Galileu - 06 de março de 2020 2294 Visualizações
Fusão nuclear: entenda por que e como ela pode salvar o planeta
Em um segundo, o Sol irradia para o espaço 1 milhão de vezes mais energia do que o que todos os 7,5 bilhões de seres humanos do planeta consomem a cada ano. E se houvesse um jeito de replicar esse processo natural tão eficiente aqui na Terra? Esse questionamento há décadas motiva os cientistas a domar a fusão nuclear — a poderosa reação que pulsa no coração das estrelas. Engarrafar sóis em miniatura e extrair a generosa energia que produzem garantiria um futuro brilhante de abundância para a humanidade.

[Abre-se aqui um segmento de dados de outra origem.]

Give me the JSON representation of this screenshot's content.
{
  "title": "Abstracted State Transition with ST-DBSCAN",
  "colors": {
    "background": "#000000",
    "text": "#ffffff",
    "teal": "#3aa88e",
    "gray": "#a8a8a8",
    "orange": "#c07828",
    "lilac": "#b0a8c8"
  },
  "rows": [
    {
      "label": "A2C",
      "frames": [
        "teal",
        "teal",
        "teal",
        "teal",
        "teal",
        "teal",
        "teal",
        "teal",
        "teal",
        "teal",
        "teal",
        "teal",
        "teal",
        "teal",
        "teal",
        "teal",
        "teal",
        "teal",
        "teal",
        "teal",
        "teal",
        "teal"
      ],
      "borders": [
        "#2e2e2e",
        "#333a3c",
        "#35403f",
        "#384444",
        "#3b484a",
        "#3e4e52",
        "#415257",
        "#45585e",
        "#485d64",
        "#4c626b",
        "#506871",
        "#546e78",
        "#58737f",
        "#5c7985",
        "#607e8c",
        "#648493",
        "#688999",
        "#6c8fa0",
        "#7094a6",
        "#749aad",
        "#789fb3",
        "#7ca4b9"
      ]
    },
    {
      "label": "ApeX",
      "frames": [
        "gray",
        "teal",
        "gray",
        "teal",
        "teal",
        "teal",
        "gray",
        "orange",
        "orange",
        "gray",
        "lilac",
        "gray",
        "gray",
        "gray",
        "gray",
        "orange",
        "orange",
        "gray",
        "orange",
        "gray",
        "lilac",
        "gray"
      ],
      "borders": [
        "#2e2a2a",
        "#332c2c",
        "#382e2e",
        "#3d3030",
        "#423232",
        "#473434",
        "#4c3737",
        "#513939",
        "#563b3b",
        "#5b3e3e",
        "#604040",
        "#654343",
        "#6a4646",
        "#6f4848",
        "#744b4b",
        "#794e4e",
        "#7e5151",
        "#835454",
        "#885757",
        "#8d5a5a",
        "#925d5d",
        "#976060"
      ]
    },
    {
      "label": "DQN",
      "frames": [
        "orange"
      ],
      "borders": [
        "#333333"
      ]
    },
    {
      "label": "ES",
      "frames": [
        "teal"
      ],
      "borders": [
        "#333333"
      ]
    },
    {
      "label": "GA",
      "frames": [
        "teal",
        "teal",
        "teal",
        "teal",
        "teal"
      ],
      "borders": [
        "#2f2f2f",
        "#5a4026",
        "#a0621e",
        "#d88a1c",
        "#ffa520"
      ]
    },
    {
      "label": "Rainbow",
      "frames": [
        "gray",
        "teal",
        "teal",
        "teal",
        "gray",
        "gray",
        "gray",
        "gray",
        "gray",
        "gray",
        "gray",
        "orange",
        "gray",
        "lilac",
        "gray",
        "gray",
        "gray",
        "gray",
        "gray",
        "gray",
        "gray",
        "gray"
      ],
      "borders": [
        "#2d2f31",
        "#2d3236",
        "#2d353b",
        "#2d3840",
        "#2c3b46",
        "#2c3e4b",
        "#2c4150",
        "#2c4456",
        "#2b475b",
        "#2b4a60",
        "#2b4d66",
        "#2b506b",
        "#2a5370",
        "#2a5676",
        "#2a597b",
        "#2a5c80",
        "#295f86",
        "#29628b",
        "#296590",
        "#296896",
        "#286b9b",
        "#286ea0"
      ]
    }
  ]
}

Muitos especialistas estão convictos de que a fusão é a fonte prometida para salvar a espécie humana de uma catástrofe climática. Mas, definitivamente, o tempo não está a nosso favor. Somos terrivelmente dependentes da queima de petróleo, carvão mineral e gás natural para gerar energia. Estima-se que essas três fontes combinadas somem 80% da produção mundial. Combustíveis fósseis são os maiores emissores de gases do efeito estufa e, segundo a Agência Internacional de Energia (AIE), dois terços das emissões vêm do setor energético. Dominar a técnica da fusão nuclear seria a solução para esses problemas.
Faz todo sentido. Tal fonte de energia é abundante: fundir átomos controladamente libera 4 milhões de vezes mais energia que a queima de petróleo e quatro vezes mais que a fissão nuclear. Ela também é sustentável: seus reagentes estão disponíveis no mundo todo e são praticamente inesgotáveis. Para iniciar a fusão, são necessários apenas dois isótopos do hidrogênio — deutério e trítio. O deutério é praticamente infinito, uma vez que está presente na água do mar. Já o trítio precisa ser fabricado.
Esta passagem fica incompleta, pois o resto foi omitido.